Unless an application is filled with JPEGs or uncompressed arbitrary data files, its size reflects lines of code (machine code, interpreted code, etc). Bigger the app, the more lines of code.

Every line of code has a non-zero bug probability. Every new line of code increases probability. More lines of code, higher probability. Bugs include security bugs; higher probability of bugs, higher probability of security bugs.

CPU cache is finite. Only so many lines of code can be cached or optimized. Larger size takes up more room in memory, which when combined with lot of other gigantic apps, means less memory for heap space, disk cache, etc. Larger size also takes up more room on disk, which adds up when you don't delete old builds on disk and loop over a build process. Since larger size means more lines of code, that means longer compile times, which means longer wait every time you change a line and need to recompile, copy an artifact somewhere, retest.

More lines of code means more code executed. If you have 10 lines of code in a function, and you add 100 lines to it, the compiler doesn't just optimize away all 100 new lines, it's going to add more machine code and code paths. Unless you only ever add new code paths, some of that new code will extend existing code paths or add instructions, and that means more CPU cycles to complete execution. (Same concept for interpreted code)

More lines of code means more code paths. More code paths increases complexity. The more code paths, the longer and more difficult testing gets to the point you can't even develop enough tests to cover all the code paths, so it's impossible to even find all the bugs.

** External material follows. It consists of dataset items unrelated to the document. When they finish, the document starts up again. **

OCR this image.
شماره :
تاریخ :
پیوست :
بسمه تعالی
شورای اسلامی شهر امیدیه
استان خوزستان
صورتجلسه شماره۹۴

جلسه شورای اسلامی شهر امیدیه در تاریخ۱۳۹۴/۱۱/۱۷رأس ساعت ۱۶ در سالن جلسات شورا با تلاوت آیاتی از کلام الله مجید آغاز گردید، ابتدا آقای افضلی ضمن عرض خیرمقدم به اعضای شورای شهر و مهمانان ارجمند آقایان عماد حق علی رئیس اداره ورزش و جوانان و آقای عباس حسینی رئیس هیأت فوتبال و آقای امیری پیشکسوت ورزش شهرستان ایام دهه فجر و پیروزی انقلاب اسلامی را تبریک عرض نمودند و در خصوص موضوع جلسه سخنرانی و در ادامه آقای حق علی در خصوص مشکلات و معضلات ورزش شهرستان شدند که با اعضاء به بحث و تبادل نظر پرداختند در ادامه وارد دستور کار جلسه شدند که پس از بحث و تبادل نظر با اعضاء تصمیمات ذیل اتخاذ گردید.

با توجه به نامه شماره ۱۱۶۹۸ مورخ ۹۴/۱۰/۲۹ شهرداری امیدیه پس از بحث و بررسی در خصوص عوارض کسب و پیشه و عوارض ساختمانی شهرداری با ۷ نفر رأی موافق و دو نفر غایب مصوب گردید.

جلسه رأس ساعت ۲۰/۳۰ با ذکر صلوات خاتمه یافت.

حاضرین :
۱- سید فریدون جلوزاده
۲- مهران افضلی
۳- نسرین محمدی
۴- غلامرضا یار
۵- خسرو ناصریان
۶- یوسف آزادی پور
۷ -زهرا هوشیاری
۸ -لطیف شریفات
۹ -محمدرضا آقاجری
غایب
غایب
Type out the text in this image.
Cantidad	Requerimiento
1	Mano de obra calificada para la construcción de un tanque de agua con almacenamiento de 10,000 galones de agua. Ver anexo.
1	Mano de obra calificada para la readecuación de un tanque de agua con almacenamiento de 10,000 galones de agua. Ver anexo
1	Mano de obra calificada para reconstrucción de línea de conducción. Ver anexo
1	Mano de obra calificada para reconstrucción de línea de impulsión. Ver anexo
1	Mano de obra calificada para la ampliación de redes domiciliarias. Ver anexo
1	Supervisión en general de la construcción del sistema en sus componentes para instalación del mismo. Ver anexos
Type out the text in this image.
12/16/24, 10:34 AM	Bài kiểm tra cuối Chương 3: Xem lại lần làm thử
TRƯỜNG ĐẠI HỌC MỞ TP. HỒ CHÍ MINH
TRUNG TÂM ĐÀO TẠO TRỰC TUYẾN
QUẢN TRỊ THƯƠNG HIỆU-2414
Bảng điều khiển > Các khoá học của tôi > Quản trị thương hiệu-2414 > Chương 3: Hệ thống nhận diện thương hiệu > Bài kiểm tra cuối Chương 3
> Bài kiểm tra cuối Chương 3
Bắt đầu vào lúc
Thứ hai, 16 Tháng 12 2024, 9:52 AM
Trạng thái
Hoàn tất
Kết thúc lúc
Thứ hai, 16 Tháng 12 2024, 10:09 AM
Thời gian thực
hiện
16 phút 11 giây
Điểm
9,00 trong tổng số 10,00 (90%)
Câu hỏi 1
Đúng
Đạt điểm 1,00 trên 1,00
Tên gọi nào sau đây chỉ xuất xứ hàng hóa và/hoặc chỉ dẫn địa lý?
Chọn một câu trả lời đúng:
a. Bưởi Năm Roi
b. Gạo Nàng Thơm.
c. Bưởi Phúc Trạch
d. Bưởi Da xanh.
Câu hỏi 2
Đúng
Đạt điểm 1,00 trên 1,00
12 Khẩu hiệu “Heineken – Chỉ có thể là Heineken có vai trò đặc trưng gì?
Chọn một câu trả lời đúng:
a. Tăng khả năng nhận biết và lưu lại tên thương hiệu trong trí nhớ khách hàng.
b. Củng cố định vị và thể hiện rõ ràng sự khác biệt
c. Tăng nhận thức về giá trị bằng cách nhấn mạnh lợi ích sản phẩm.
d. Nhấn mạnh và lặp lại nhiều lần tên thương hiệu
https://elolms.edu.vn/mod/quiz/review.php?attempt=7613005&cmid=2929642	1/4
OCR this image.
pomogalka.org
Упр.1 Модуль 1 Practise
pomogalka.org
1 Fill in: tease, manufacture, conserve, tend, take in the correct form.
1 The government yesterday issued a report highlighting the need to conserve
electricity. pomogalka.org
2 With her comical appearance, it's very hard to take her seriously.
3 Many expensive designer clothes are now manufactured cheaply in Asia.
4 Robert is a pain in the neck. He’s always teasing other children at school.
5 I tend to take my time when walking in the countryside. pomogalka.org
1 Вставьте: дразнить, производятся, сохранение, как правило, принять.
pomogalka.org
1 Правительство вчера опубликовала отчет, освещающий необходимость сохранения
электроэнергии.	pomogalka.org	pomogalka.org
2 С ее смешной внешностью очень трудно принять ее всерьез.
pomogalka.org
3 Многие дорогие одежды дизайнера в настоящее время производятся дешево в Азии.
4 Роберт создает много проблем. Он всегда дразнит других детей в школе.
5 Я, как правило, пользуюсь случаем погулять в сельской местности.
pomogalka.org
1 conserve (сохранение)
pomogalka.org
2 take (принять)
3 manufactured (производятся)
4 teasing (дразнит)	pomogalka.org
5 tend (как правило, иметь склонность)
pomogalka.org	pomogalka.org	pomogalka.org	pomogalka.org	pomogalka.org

More complexity leads to difficulty in humans understanding and working with the codebase, and difficulty in understanding leads to slower and more error-prone development.

Larger means more network bandwidth, meaning file transfers take longer, increasing speed to iterate and producing worse UX. If people download your app every 10 minutes in their CI/CD pipeline, larger size means more network bandwidth used. "Free" CDNs have limits; the larger a project gets, the more file size affects network performance, reliability, and cost. If you pay for bandwidth, a 100MB file costs 100x more than a 1MB file.

The more apps you use that are big, the more every one of these effects increase. One big app you might not notice. 100 big apps lead to noticeable slowness, bugs, less memory, less disk space.